産経新聞ウェブ版2015年11月30日付に「記者座談会(前編)ケンカ上手〝橋下戦術〟「ブラック政党ですわ」議員に過酷ノルマ、雨の中4時間ビラまき入院も」が掲載されている。

中身自体は「ふーん、あっそ」という感じで、立ち入っての論評は控える。

しかし、ある文章に目が止まった。

D「選挙期間中、城東区での街頭演説中に、40代の男が模造刀を振り回して乱入するという事件があった。その場で切りつけられそうになった市議は一目散に逃げ、難を逃れたらしいが、内部では『切られとったら票が増えていたのに』『これが本当の身を切る改革』という声も上がったらしい」

この暴漢には政治的背景はなかった様子。それはそうと、維新の暴力的な体質を象徴している。

被害にあった仲間の心配もせずに、『切られとったら票が増えていたのに』『これが本当の身を切る改革』ととんでもない発言をする。薄ら寒くなった。

私は維新は大嫌いで、関係者は一日でも早く表舞台から退場させたいし、金輪際政治や行政に関わってほしくないと強く願っている。

しかし、維新がいくら他陣営や一般有権者に暴力的な言動を繰り返している反社会的な集団・一種のカルトだとはいえども、またいくら相手がこちら側に牙を向けているからといっても、さすがに物理的な暴力を加えていいとか暴力的に抹殺しようとは思わないし、そんな考えは頭によぎったことすらない。

難を逃れた維新市議が、地元城東区の「還流」なのか「エロイ人」なのか、それとも他の人なのかはわからない。政治的には住民の代表としてふさわしくないので退場させたいと願っていても、人間としては「難を逃れてよかった」としか思わない。

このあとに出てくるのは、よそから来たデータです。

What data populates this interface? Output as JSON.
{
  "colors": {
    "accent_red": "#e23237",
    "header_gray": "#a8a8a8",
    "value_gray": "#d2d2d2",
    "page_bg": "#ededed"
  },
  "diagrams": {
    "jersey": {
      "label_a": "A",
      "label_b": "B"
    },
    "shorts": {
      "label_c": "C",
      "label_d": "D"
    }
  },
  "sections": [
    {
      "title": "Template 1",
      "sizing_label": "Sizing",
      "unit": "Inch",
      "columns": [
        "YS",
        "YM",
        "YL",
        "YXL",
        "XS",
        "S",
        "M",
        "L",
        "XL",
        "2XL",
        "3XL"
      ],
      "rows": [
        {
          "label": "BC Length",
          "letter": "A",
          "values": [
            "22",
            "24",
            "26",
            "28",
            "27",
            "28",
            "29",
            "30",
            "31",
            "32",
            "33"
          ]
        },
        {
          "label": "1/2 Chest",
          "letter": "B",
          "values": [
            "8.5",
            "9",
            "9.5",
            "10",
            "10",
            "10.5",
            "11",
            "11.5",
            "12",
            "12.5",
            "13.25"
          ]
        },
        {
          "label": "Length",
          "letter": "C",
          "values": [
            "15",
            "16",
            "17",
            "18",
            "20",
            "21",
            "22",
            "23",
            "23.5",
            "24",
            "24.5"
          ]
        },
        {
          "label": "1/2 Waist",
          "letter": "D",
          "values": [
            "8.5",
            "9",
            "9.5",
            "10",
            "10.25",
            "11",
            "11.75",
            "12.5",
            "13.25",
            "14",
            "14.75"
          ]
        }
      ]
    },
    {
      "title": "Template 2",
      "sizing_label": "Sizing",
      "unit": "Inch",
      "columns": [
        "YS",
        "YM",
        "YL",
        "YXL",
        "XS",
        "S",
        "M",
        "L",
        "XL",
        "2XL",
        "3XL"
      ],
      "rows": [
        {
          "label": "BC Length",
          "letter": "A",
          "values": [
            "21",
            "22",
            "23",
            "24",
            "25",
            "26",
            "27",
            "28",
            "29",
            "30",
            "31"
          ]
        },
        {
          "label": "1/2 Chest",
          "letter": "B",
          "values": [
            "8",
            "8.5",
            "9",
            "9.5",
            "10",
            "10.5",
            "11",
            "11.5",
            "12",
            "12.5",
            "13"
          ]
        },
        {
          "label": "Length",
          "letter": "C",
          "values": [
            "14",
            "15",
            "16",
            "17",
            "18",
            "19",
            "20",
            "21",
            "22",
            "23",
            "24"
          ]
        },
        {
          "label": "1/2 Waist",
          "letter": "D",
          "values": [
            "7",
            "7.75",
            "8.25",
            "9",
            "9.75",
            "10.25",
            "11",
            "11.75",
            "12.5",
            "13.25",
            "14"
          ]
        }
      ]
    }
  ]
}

しかし維新の暴力・人権軽視・排除の発想は、維新にとって「敵」とみなした他陣営や一般有権者だけではなく、同じ維新の仲間にも向けられているのか。

普通の陣営なら、「住民生活を向上するために、具体的にどのような施策を取るのがベターか」という意見や方向性の違い、すなわち政治的主張の違いはもちろんあっても、それ以前の現代社会に生きる人間としての「暴力行為は絶対にダメ。許せない」という最低限の共通認識がある。

暴力行為を肯定したり笑いものにするような、『切られとったら票が増えていたのに』『これが本当の身を切る改革』などはたとえ冗談でも、言う人間など考えられない。

維新のコアな議員・運動員や支持者は気づくのに時間がかかるだろうし、一生呪縛から逃れられないかもしれないが、なんとなく維新を支持しているような一般有権者には強調しておきたい。「それでも、こんな集団を支持しますか?支持していても、あなたにも攻撃の矛先を向けるかもしれませんよ」と。